By Paul Day
Many individuals, employed or locum, worry about negative consequences for them from expressing an opinion in the workplace. Yet those delivering services and care have the most detailed understanding of the challenges and opportunities found in their practice, so their honest views are extremely valuable.
After three decades in leadership roles I recognise the benefit of listening to those at the frontline and seeing the world through their eyes. It isn’t just a respectful way to manage, it helps organisations be better and achieve more.
Unions do important work fighting workplace injustices, stopping instances of discrimination, bullying and other workplace ills and supporting individuals at time of unexpected change. However, unions provide even greater value to a sector in their role as a confident and collective voice of the workforce.
Speaking through a trade union is a mechanism through which individuals will speak truth, however uncomfortable it may be for those in power to hear. The union combines the experience of multiple members, identifies structural issues and champions suitable recommendations for improvement. This can work effectively within a single employer, or across a whole sector.
Emerging from this pandemic is a once in a generation opportunity to “build back better” as every political party and government seems to now say and the voice of the profession needs to be heard in discussions on what that means for community pharmacy.

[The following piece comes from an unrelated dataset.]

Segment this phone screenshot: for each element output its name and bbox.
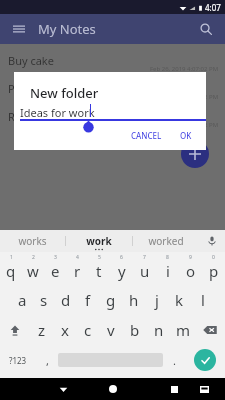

A critical aspect will be what and how the sector is expected to deliver and how it is funded. Alongside their ambitions for safe practice and higher quality clinically led pharmacy careers, Pharmacists’ Defence Association (PDA) members passionately believe community pharmacy needs to be better funded, particularly in England, and this is expressed at every appropriate opportunity.
However, the formal mechanism for much of that conversation with government is the Pharmaceutical Services Negotiating Committee (PSNC) in which we are not currently part. There are a range of priorities expressed by those who have a say in PSNC, from multinational vertically integrated wholesale businesses and major supermarkets to independent pharmacies.
A balance of power shapes the view ultimately presented to government, but a missing perspective in those discussions is the independent voice of the professionals that work across all those types of business and who will be tasked, and targeted, with delivering what is agreed.
The PDA is uniquely positioned to represent the voice of pharmacists and believes the addition of that voice would strengthen the sector’s negotiating position with governments of any persuasion.
Our response to the ‘Wright Review’ of pharmacy contractor representation and support was that as the largest pharmacists’ organisation and only independent trade union exclusively for pharmacists in the UK, we should have a space on that board and be inside the room helping to shape the future of community pharmacy.
Contractors may argue that it is their business and their money at stake. True, but its our members as part of that team that will ultimately have to deliver what is agreed. Surely this is the time to recognise we are all in this together.
Pharmacists do well when their employers do well and we suspect that independent pharmacy contractors may even find their priorities are often far closer to the views of PDA members than to those of their larger competitors.
Paul Day is director at the Pharmacists’ Defence Association.